過程中吳越一直在哭,鬧的周亭郁悶,“怎麽跟死了丈夫似的,這種時候不該表現的滿足點兒嗎?”

從身體恢覆開始,吳越就知道周亭做了什麽,除了哭真的幹不了別的,“你下輩子怎麽辦”

周亭皺眉,“下輩子是下輩子的事,好了別哭了,之前一直讓你痛著沒這麽做是在打一個堵。”昨晚跟陳雙也是在爭執這件事,“我想卡一卡這個bug,大膽猜想,在我投胎前老閻把時間退回去,我的魄魂珠會回到最初的樣子。”

吳越仿佛也抓住了一絲希望,認真聽著,周亭繼續,“但我不能確定時間,只能讓兩者時間無限接近,所以讓你疼了這麽久,對不起。”

抱著吳越親吻額頭,“他們現在應該已經都到齊了,我們現在過去,你準備好了嗎?”

吳越沒什麽要準備的,“嗯。”

周亭結印,一半動作停下了,吳越詢問,“怎麽了?”

周亭:“等等,還有一個問題。”

吳越緊張捏把汗,“什麽問題?”

周亭:“所以我到底行不行?”

吳越:“……”我快死了,你正常點行嗎?

微光一閃,吳越回到病房,這個病房是住夠本了,單人間現在加上他是四個人,正好一桌麻將。

四個人…周亭呢,吳越慌張,”周亭呢,他剛和我一起…怎麽。”

“他是不是…老閻,來不及了,快開始吧,周亭可能快走了。

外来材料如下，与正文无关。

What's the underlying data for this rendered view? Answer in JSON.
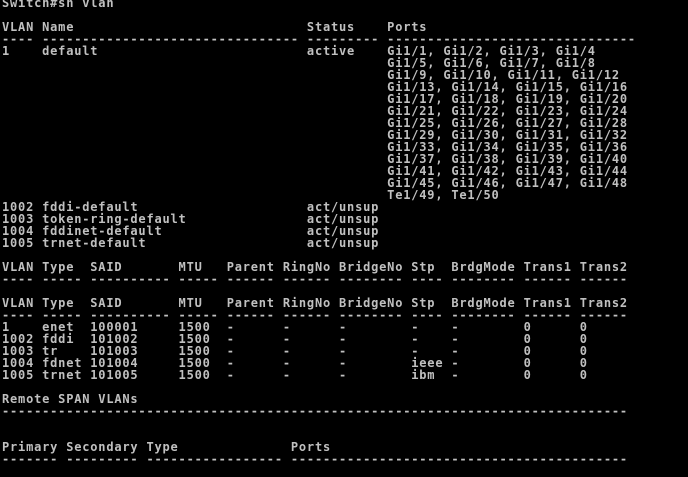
{
  "terminal": {
    "background": "#000000",
    "foreground": "#c0c0c0",
    "lines": [
      "Switch#sh vlan",
      "",
      "VLAN Name                             Status    Ports",
      "---- -------------------------------- --------- -------------------------------",
      "1    default                          active    Gi1/1, Gi1/2, Gi1/3, Gi1/4",
      "                                                Gi1/5, Gi1/6, Gi1/7, Gi1/8",
      "                                                Gi1/9, Gi1/10, Gi1/11, Gi1/12",
      "                                                Gi1/13, Gi1/14, Gi1/15, Gi1/16",
      "                                                Gi1/17, Gi1/18, Gi1/19, Gi1/20",
      "                                                Gi1/21, Gi1/22, Gi1/23, Gi1/24",
      "                                                Gi1/25, Gi1/26, Gi1/27, Gi1/28",
      "                                                Gi1/29, Gi1/30, Gi1/31, Gi1/32",
      "                                                Gi1/33, Gi1/34, Gi1/35, Gi1/36",
      "                                                Gi1/37, Gi1/38, Gi1/39, Gi1/40",
      "                                                Gi1/41, Gi1/42, Gi1/43, Gi1/44",
      "                                                Gi1/45, Gi1/46, Gi1/47, Gi1/48",
      "                                                Te1/49, Te1/50",
      "1002 fddi-default                     act/unsup",
      "1003 token-ring-default               act/unsup",
      "1004 fddinet-default                  act/unsup",
      "1005 trnet-default                    act/unsup",
      "",
      "VLAN Type  SAID       MTU   Parent RingNo BridgeNo Stp  BrdgMode Trans1 Trans2",
      "---- ----- ---------- ----- ------ ------ -------- ---- -------- ------ ------",
      "",
      "VLAN Type  SAID       MTU   Parent RingNo BridgeNo Stp  BrdgMode Trans1 Trans2",
      "---- ----- ---------- ----- ------ ------ -------- ---- -------- ------ ------",
      "1    enet  100001     1500  -      -      -        -    -        0      0",
      "1002 fddi  101002     1500  -      -      -        -    -        0      0",
      "1003 tr    101003     1500  -      -      -        -    -        0      0",
      "1004 fdnet 101004     1500  -      -      -        ieee -        0      0",
      "1005 trnet 101005     1500  -      -      -        ibm  -        0      0",
      "",
      "Remote SPAN VLANs",
      "------------------------------------------------------------------------------",
      "",
      "",
      "Primary Secondary Type              Ports",
      "------- --------- ----------------- ------------------------------------------"
    ]
  }
}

”陳雙看著活蹦亂跳的吳越和消失的和周亭,心中了然,現在也沒空互相做什麽介紹了,馬玉良即刻開始布陣。

手執黃紙以血為引,當然是還在懵逼狀態朱成的血,寫上陣法咒語,閉眼默念口訣,“四方所見,如夢幻影,翻雲退海,逆沈而起……”

鬼門關前,周亭被直接帶往黃泉路,這一路上彼岸開的熱辣明艷,忘川較往日洶湧,奈何橋上沒有嘆息,六道門前牛頭馬面收回了周亭的接收器和灰暗無光的魄魂珠串,李孟達送上忘川水,喝了就忘記吳越了,他不想忘,也許有人跳過忘川的吧,不下去怎麽知道答案。

孟達怔住,微不可查搖搖頭,叫住周亭,顫顫巍巍端著給他,“別想著那條路,放心喝吧。”這種事李孟達總會偶爾幹一次,挨幾次罵也就糊弄過去了。

周亭感激一飲而盡,眉頭微皺,“啥玩意?”這麽難喝。

孟達:“藿香正氣水,消暑的。”

牛頭馬面心中萬馬奔騰,‘能尊重一下我們嗎?’

人道入口,周亭深呼吸,過不了多久吳越也會轉世,‘你忘了我不要緊,我一定會找到你的。’正要跨步向前…

牛頭馬面:“等等。”

周亭一個趔趄,“能別急剎車?我要是摔進去生出來能健康嗎?”

兩位陰司擺擺手,讓他別廢話,把魄魂珠遞給他,原本黯淡無光的珠串,恢覆以往燦爛,炫耀奪目,鮮紅欲滴。

馬玉良這邊,“……萬元歸一,二歸三德是自然。”病房場景震蕩,朱成和吳越捂頭閉眼,張雲雷病房裏的監控儀瘋狂呼叫…只有幾個瞬,一切都結束了。